Tanjungpinang | Kejaksaan Tinggi (Kejati) Kepulauan Riau mulai menyelidiki dugaan tindak pidana korupsi dalam proyek pengadaan layanan internet di Dinas Komunikasi dan Informatika (Diskominfo) Provinsi Kepulauan Riau untuk tahun anggaran 2023-2024.
Saat ini, penanganan perkara masih berada pada tahap penyelidikan. Tim penyidik bidang Tindak Pidana Khusus (Pidsus) tengah mengumpulkan bahan keterangan dan meminta klarifikasi dari sejumlah pihak yang diduga mengetahui proses pengadaan tersebut.
Kepala Seksi Penerangan Hukum Kejati Kepri, Senopati, membenarkan bahwa penyelidikan sedang berlangsung. Namun, ia menegaskan prosesnya masih sebatas pendalaman awal untuk mencari ada atau tidaknya dugaan peristiwa pidana.

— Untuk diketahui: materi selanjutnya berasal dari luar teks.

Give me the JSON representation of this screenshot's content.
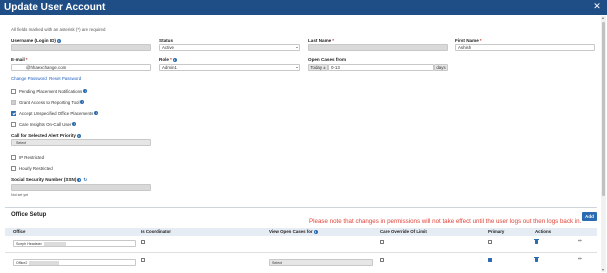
{
  "window": {
    "title": "Update User Account",
    "close_glyph": "✕"
  },
  "form": {
    "required_note": "All fields marked with an asterisk (*) are required",
    "username": {
      "label": "Username (Login ID)",
      "value": ""
    },
    "status": {
      "label": "Status",
      "value": "Active"
    },
    "last_name": {
      "label": "Last Name",
      "value": ""
    },
    "first_name": {
      "label": "First Name",
      "value": "Ashish"
    },
    "email": {
      "label": "E-mail",
      "value": "@hhaexchange.com"
    },
    "role": {
      "label": "Role",
      "value": "Admin1"
    },
    "open_cases_from": {
      "label": "Open Cases from",
      "today_label": "Today ±",
      "value": "0-13",
      "unit": "days"
    },
    "change_password_link": "Change Password",
    "reset_password_link": "Reset Password",
    "checkboxes": [
      {
        "label": "Pending Placement Notifications",
        "checked": false,
        "disabled": false,
        "info": true
      },
      {
        "label": "Grant Access to Reporting Tool",
        "checked": false,
        "disabled": true,
        "info": true
      },
      {
        "label": "Accept Unspecified Office Placements",
        "checked": true,
        "disabled": false,
        "info": true
      },
      {
        "label": "Care Insights On-Call User",
        "checked": false,
        "disabled": false,
        "info": true
      }
    ],
    "alert_priority": {
      "label": "Call for Selected Alert Priority",
      "value": "Select"
    },
    "ip_restricted": {
      "label": "IP Restricted",
      "checked": false
    },
    "hourly_restricted": {
      "label": "Hourly Restricted",
      "checked": false
    },
    "ssn": {
      "label": "Social Security Number (SSN)",
      "value": "",
      "hint": "Not set yet"
    }
  },
  "office_setup": {
    "title": "Office Setup",
    "notice": "Please note that changes in permissions will not take effect until the user logs out then logs back in.",
    "add_label": "Add",
    "columns": [
      "Office",
      "Is Coordinator",
      "View Open Cases for",
      "Care Override Of Limit",
      "Primary",
      "Actions"
    ],
    "rows": [
      {
        "office": "Sceph Headster",
        "is_coordinator": false,
        "view_open_cases": "",
        "care_override": false,
        "primary": false
      },
      {
        "office": "Office2",
        "is_coordinator": false,
        "view_open_cases": "Select",
        "care_override": false,
        "primary": true
      }
    ]
  },
  "icons": {
    "info": "info-icon",
    "refresh": "refresh-icon",
    "trash": "trash-icon",
    "expand": "expand-icon"
  },
  "colors": {
    "title_bar": "#1f4e87",
    "accent": "#2b6cb0",
    "notice": "#e0453a"
  }
}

“Memang ada, namun sifatnya baru sekadar dimintai klarifikasi dan tahapannya masih penyelidikan,” kata Senopati, Rabu (2/7).
Menurutnya, penyidik belum dapat mengungkap identitas pihak-pihak yang telah dimintai keterangan maupun pihak yang berpotensi dimintai pertanggungjawaban hukum. Sebab, fokus penyelidikan saat ini masih menelusuri fakta-fakta awal terkait pelaksanaan proyek tersebut.
“Untuk siapa saja yang dipanggil, nanti kita cek dulu. Karena kita masih mencari peristiwa kejadiannya terlebih dahulu,” ujarnya.
Senopati menambahkan, Kejati Kepri akan menyampaikan perkembangan penanganan perkara kepada publik sesuai tahapan proses hukum yang berlangsung.
Berdasarkan informasi yang dihimpun, Diskominfo Kepri pada Tahun Anggaran 2023 mengalokasikan anggaran sekitar Rp2,2 miliar yang bersumber dari APBD untuk pengadaan layanan sewa internet berbasis fiber optic berkapasitas 800 Mbps dengan masa kontrak selama 12 bulan.
Penyidik kini masih mendalami seluruh proses pelaksanaan proyek tersebut guna memastikan ada atau tidaknya unsur tindak pidana korupsi. Hingga kini, perkara tersebut belum ditingkatkan ke tahap penyidikan dan belum ada pihak yang ditetapkan sebagai tersangka.